In un’analisi divulgata in occasione dell’incontro “la lotta alla contraffazione e alla pirateria” ad Expo l’associazione degli agricoltori spiega che “il falso made in Italy a tavola colpisce in misura diversa tutti i diversi prodotti, dai salumi alle conserve, dal vino ai formaggi ma anche extravergine, sughi o pasta e riguarda tutti i continenti.
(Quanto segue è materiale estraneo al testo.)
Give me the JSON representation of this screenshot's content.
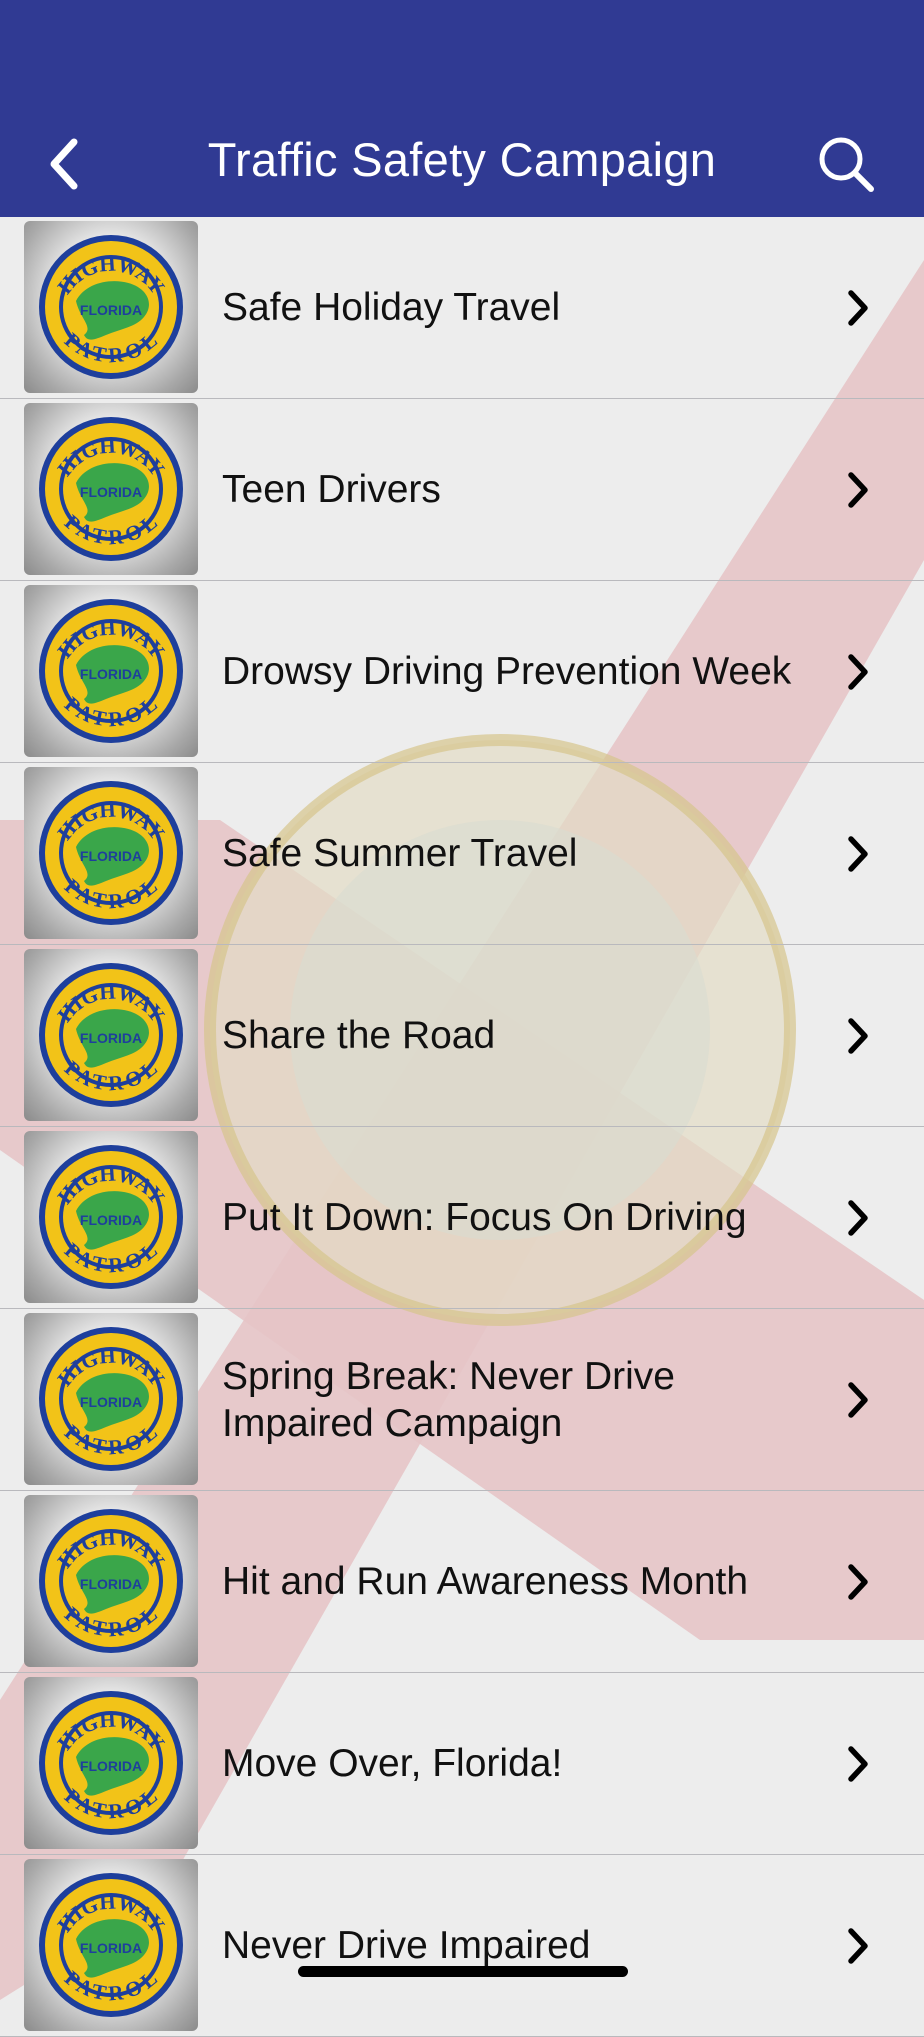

In realtà – spiega una nota – a differenza di quanto avviene per altri articoli come la moda o la tecnologia, a taroccare il cibo italiano non sono i paesi poveri, ma soprattutto quelli emergenti o i più ricchi a partire proprio dagli Stati Uniti e dall’Australia”.
In cima alla classifica dei prodotti ‘fake’ secondo la Coldiretti ci sono i formaggi partire dal Parmigiano Reggiano e dal grana padano che ad esempio negli Stati Uniti in quasi nove casi su dieci sono sostituiti dal Parmesan prodotto in Wisconsin o in California.
Tuttavia troviamo anche il provolone, il gorgonzola, il pecorino romano, l’asiago o la fontina poi ci sono i nostri salumi più prestigiosi dal Parma al San Daniele che spesso ‘clonati’ ma anche gli extravergine di oliva e le conserve come il pomodoro San Marzano che viene prodotto in California e venduto in tutti gli Stati Uniti”.